On this edition of Runaway Rendezvous, I got the chance to speak with Morgan of Denver, Colorado. Like most 22 year olds fresh out of college, she’s got an enslaving amount of debt. But she’s also got big dreams of running away and traveling the world. She craves perception altering experiences, wants to devour delicious delicacies, and has made it her goal visit every continent before she’s 25.
Morgan took her first step last year by deciding to teach English Abroad. And today she’s teaching full time at school in Korea. Not only is she able to discover and immerse herself in a new way of life but she’s getting paid for it as well. So much so that she’s even been able to pay off some of her debts while simultaneously saving for her next trip.
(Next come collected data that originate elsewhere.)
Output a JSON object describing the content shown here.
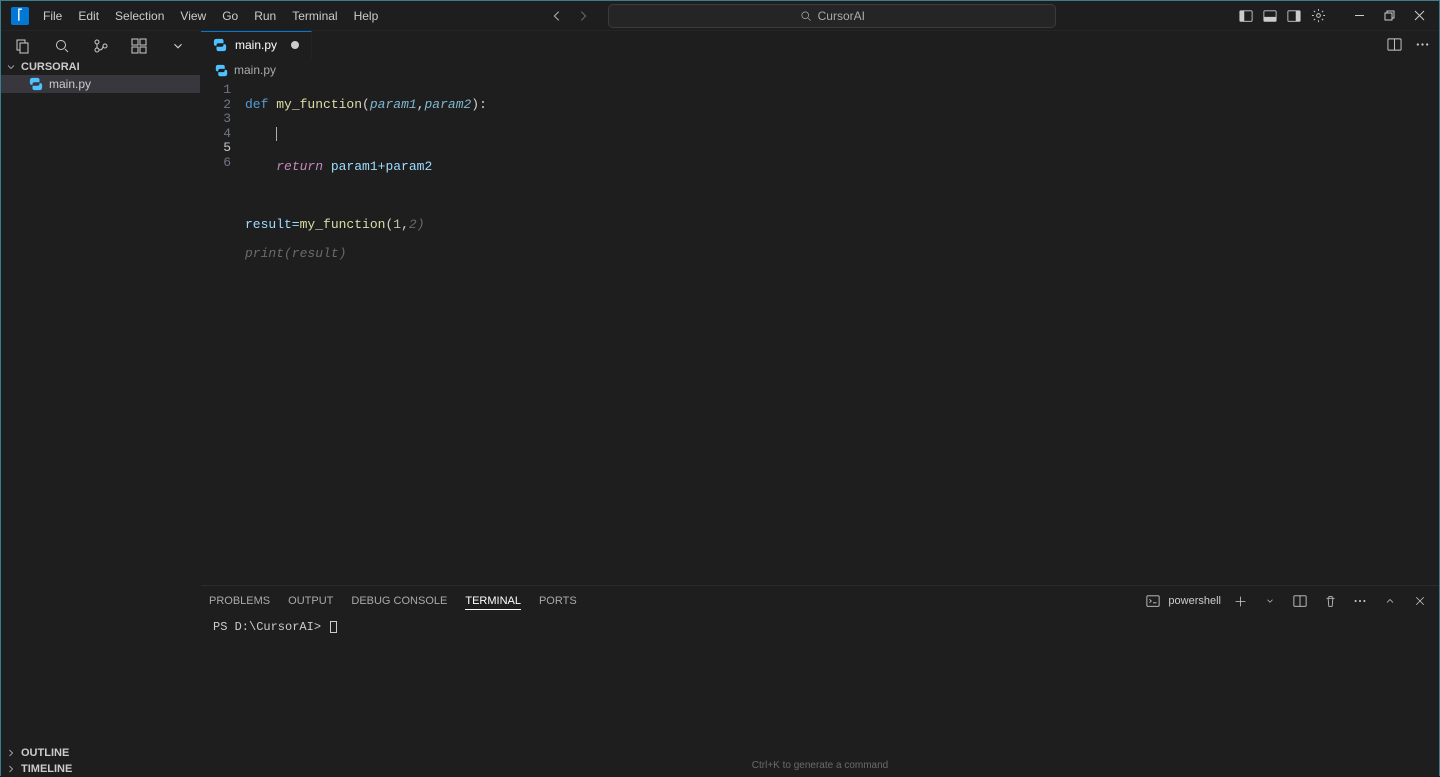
{
  "menu": {
    "file": "File",
    "edit": "Edit",
    "selection": "Selection",
    "view": "View",
    "go": "Go",
    "run": "Run",
    "terminal": "Terminal",
    "help": "Help"
  },
  "search_text": "CursorAI",
  "explorer": {
    "project_name": "CURSORAI",
    "files": [
      {
        "name": "main.py"
      }
    ]
  },
  "sidebar_sections": {
    "outline": "OUTLINE",
    "timeline": "TIMELINE"
  },
  "tab": {
    "filename": "main.py"
  },
  "breadcrumb": {
    "filename": "main.py"
  },
  "code": {
    "lines": [
      "1",
      "2",
      "3",
      "4",
      "5",
      "6"
    ],
    "l1": {
      "def": "def",
      "fn": "my_function",
      "p1": "param1",
      "p2": "param2",
      "end": "):"
    },
    "l3": {
      "ret": "return",
      "rest": " param1+param2"
    },
    "l5": {
      "a": "result=",
      "fn": "my_function",
      "p": "(",
      "n1": "1",
      "c": ",",
      "n2": "2",
      "q": ")"
    },
    "l6": "print(result)"
  },
  "panel": {
    "tabs": {
      "problems": "PROBLEMS",
      "output": "OUTPUT",
      "debug": "DEBUG CONSOLE",
      "terminal": "TERMINAL",
      "ports": "PORTS"
    },
    "shell_name": "powershell",
    "prompt": "PS D:\\CursorAI> ",
    "hint": "Ctrl+K to generate a command"
  }
}
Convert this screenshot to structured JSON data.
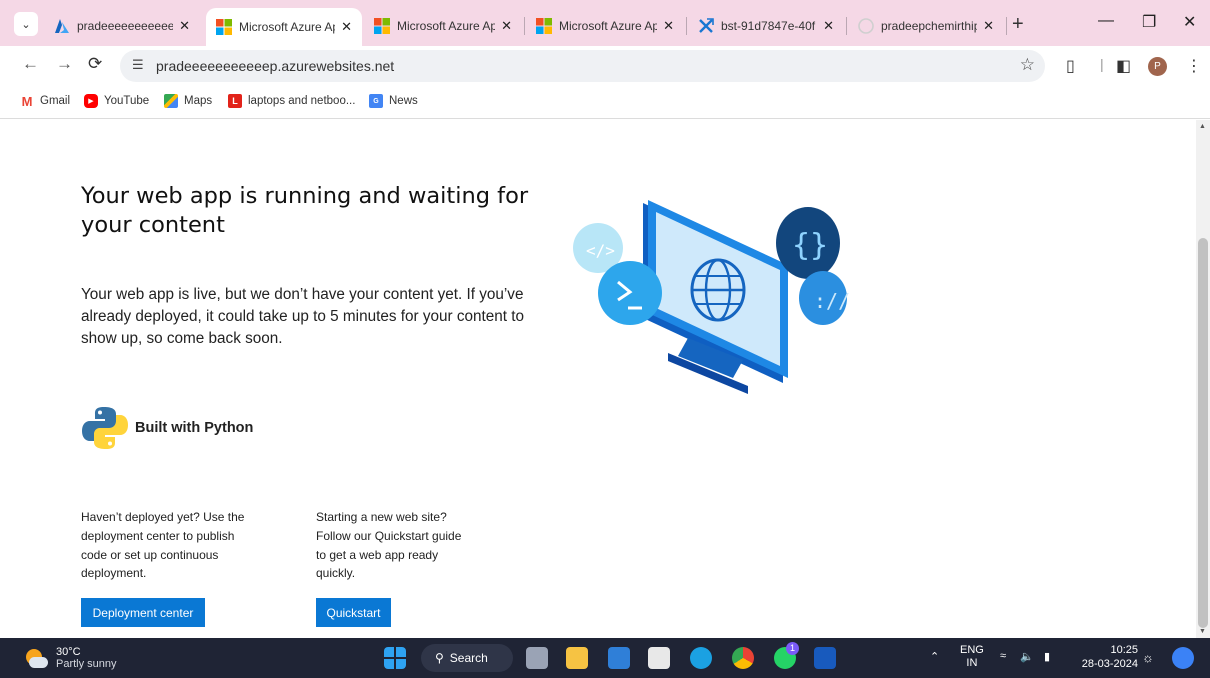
{
  "browser": {
    "tabs": [
      {
        "title": "pradeeeeeeeeeeep",
        "favicon": "azure-a-icon",
        "active": false
      },
      {
        "title": "Microsoft Azure Ap",
        "favicon": "microsoft-icon",
        "active": true
      },
      {
        "title": "Microsoft Azure Ap",
        "favicon": "microsoft-icon",
        "active": false
      },
      {
        "title": "Microsoft Azure Ap",
        "favicon": "microsoft-icon",
        "active": false
      },
      {
        "title": "bst-91d7847e-40f",
        "favicon": "kudu-icon",
        "active": false
      },
      {
        "title": "pradeepchemirthip",
        "favicon": "github-icon",
        "active": false
      }
    ],
    "url": "pradeeeeeeeeeeep.azurewebsites.net",
    "avatar_letter": "P",
    "bookmarks": [
      {
        "label": "Gmail",
        "icon": "gmail-icon"
      },
      {
        "label": "YouTube",
        "icon": "youtube-icon"
      },
      {
        "label": "Maps",
        "icon": "maps-icon"
      },
      {
        "label": "laptops and netboo...",
        "icon": "lenovo-icon"
      },
      {
        "label": "News",
        "icon": "news-icon"
      }
    ]
  },
  "page": {
    "heading": "Your web app is running and waiting for your content",
    "lead": "Your web app is live, but we don’t have your content yet. If you’ve already deployed, it could take up to 5 minutes for your content to show up, so come back soon.",
    "built_with": "Built with Python",
    "left_col": "Haven’t deployed yet? Use the deployment center to publish code or set up continuous deployment.",
    "right_col": "Starting a new web site? Follow our Quickstart guide to get a web app ready quickly.",
    "deploy_button": "Deployment center",
    "quickstart_button": "Quickstart",
    "accent": "#0a78d4"
  },
  "taskbar": {
    "temperature": "30°C",
    "weather": "Partly sunny",
    "search_label": "Search",
    "lang_top": "ENG",
    "lang_bottom": "IN",
    "time": "10:25",
    "date": "28-03-2024",
    "whatsapp_badge": "1"
  }
}
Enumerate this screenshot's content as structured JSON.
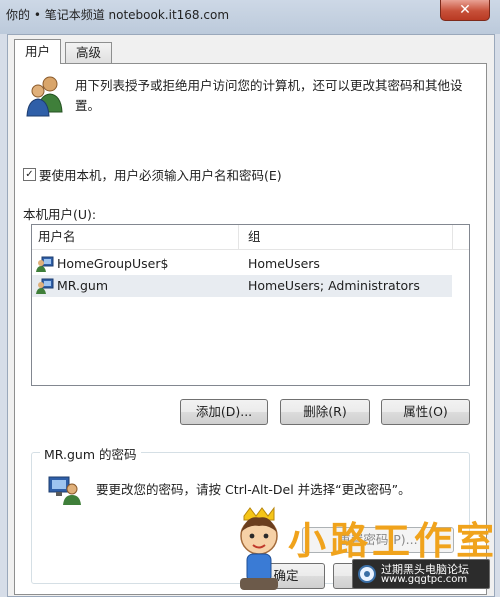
{
  "window": {
    "title": "你的 • 笔记本频道 notebook.it168.com",
    "close_glyph": "✕"
  },
  "tabs": [
    {
      "label": "用户",
      "active": true
    },
    {
      "label": "高级",
      "active": false
    }
  ],
  "intro": {
    "icon": "users-icon",
    "text": "用下列表授予或拒绝用户访问您的计算机，还可以更改其密码和其他设置。"
  },
  "require_login": {
    "checked": true,
    "check_glyph": "✓",
    "label": "要使用本机，用户必须输入用户名和密码(E)"
  },
  "users_label": "本机用户(U):",
  "user_table": {
    "columns": [
      "用户名",
      "组"
    ],
    "rows": [
      {
        "name": "HomeGroupUser$",
        "group": "HomeUsers",
        "selected": false
      },
      {
        "name": "MR.gum",
        "group": "HomeUsers; Administrators",
        "selected": true
      }
    ]
  },
  "buttons": {
    "add": "添加(D)...",
    "remove": "删除(R)",
    "properties": "属性(O)",
    "reset_password": "重置密码(P)...",
    "ok": "确定",
    "cancel": "取"
  },
  "password_group": {
    "title": "MR.gum 的密码",
    "text": "要更改您的密码，请按 Ctrl-Alt-Del 并选择“更改密码”。"
  },
  "watermark": {
    "brand": "小路工作室",
    "badge_line1": "过期黑头电脑论坛",
    "badge_line2": "www.gqgtpc.com"
  },
  "colors": {
    "accent": "#3a6ea5",
    "watermark": "#f0a31c"
  }
}
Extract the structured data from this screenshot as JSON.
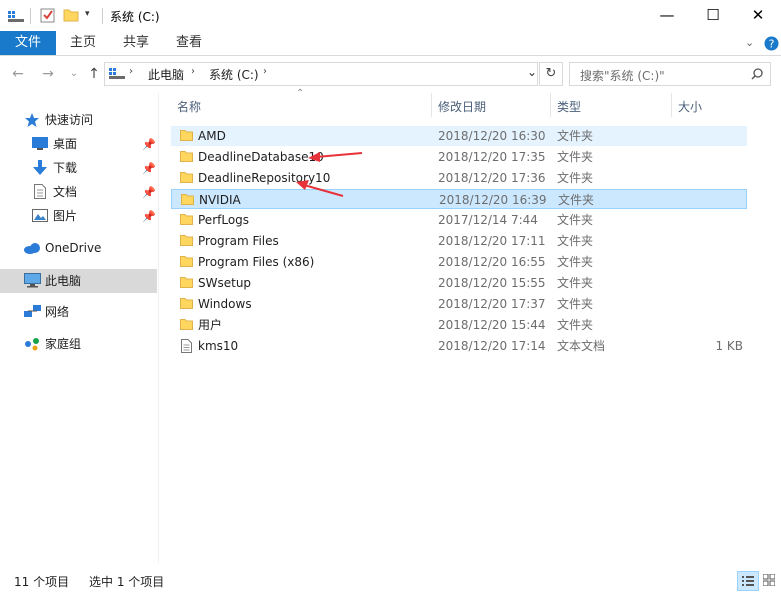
{
  "window": {
    "title": "系统 (C:)",
    "minimize_label": "—",
    "maximize_label": "☐",
    "close_label": "✕"
  },
  "ribbon": {
    "tabs": [
      "文件",
      "主页",
      "共享",
      "查看"
    ],
    "expand_icon": "chevron-down-icon",
    "help_icon": "help-icon"
  },
  "address_bar": {
    "breadcrumb": [
      "此电脑",
      "系统 (C:)"
    ],
    "search_placeholder": "搜索\"系统 (C:)\""
  },
  "sidebar": {
    "quick_access": "快速访问",
    "pinned": [
      {
        "label": "桌面",
        "icon": "desktop-icon"
      },
      {
        "label": "下载",
        "icon": "download-icon"
      },
      {
        "label": "文档",
        "icon": "document-icon"
      },
      {
        "label": "图片",
        "icon": "picture-icon"
      }
    ],
    "onedrive": "OneDrive",
    "this_pc": "此电脑",
    "network": "网络",
    "homegroup": "家庭组"
  },
  "columns": {
    "name": "名称",
    "date": "修改日期",
    "type": "类型",
    "size": "大小"
  },
  "files": [
    {
      "name": "AMD",
      "date": "2018/12/20 16:30",
      "type": "文件夹",
      "size": "",
      "kind": "folder",
      "state": "hover"
    },
    {
      "name": "DeadlineDatabase10",
      "date": "2018/12/20 17:35",
      "type": "文件夹",
      "size": "",
      "kind": "folder",
      "state": ""
    },
    {
      "name": "DeadlineRepository10",
      "date": "2018/12/20 17:36",
      "type": "文件夹",
      "size": "",
      "kind": "folder",
      "state": ""
    },
    {
      "name": "NVIDIA",
      "date": "2018/12/20 16:39",
      "type": "文件夹",
      "size": "",
      "kind": "folder",
      "state": "selected"
    },
    {
      "name": "PerfLogs",
      "date": "2017/12/14 7:44",
      "type": "文件夹",
      "size": "",
      "kind": "folder",
      "state": ""
    },
    {
      "name": "Program Files",
      "date": "2018/12/20 17:11",
      "type": "文件夹",
      "size": "",
      "kind": "folder",
      "state": ""
    },
    {
      "name": "Program Files (x86)",
      "date": "2018/12/20 16:55",
      "type": "文件夹",
      "size": "",
      "kind": "folder",
      "state": ""
    },
    {
      "name": "SWsetup",
      "date": "2018/12/20 15:55",
      "type": "文件夹",
      "size": "",
      "kind": "folder",
      "state": ""
    },
    {
      "name": "Windows",
      "date": "2018/12/20 17:37",
      "type": "文件夹",
      "size": "",
      "kind": "folder",
      "state": ""
    },
    {
      "name": "用户",
      "date": "2018/12/20 15:44",
      "type": "文件夹",
      "size": "",
      "kind": "folder",
      "state": ""
    },
    {
      "name": "kms10",
      "date": "2018/12/20 17:14",
      "type": "文本文档",
      "size": "1 KB",
      "kind": "text",
      "state": ""
    }
  ],
  "status": {
    "count": "11 个项目",
    "selection": "选中 1 个项目"
  },
  "colors": {
    "accent": "#1979ca",
    "selected_bg": "#cce8ff",
    "hover_bg": "#e5f3ff",
    "folder": "#ffd75e",
    "annotation_arrow": "#e8323a"
  }
}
So if you’re interested in teaching English abroad and have been contemplating Korea, definitely check out what Morgan has to say.
1) Why did you choose Korea?
I graduated in May of 2013 and my two main goals post-college were to pay down my students loans ASAP, and travel as far and wide as possible. Teaching in Korea has allowed me to do both. I plan on travelling extensively, and visiting as many countries as I can, so I was not very particular about where my journey started. As far as teaching abroad goes, Korea has one of the best incentive packages – a free apartment, flight reimbursement, medical insurance that is 50% covered, various bonuses, and on top of all that a wholly decent salary for an entry level job.
2) Did you need any kind of certification?
In the public sector (the EPIK program), which is where I work, you do need a certification. Though it was not always this way, the program is downsizing and as a result they are looking for people who are more qualified, or at the very least more committed. You do not need an actual teaching certificate, but the program does require you to have a TEFL certificate. This being said, obtaining a TEFL certificate is comparatively very easy. My TEFL course was 120 hours long and took about 6 weeks to complete online.
3) What’s an average day like living and working in Korea?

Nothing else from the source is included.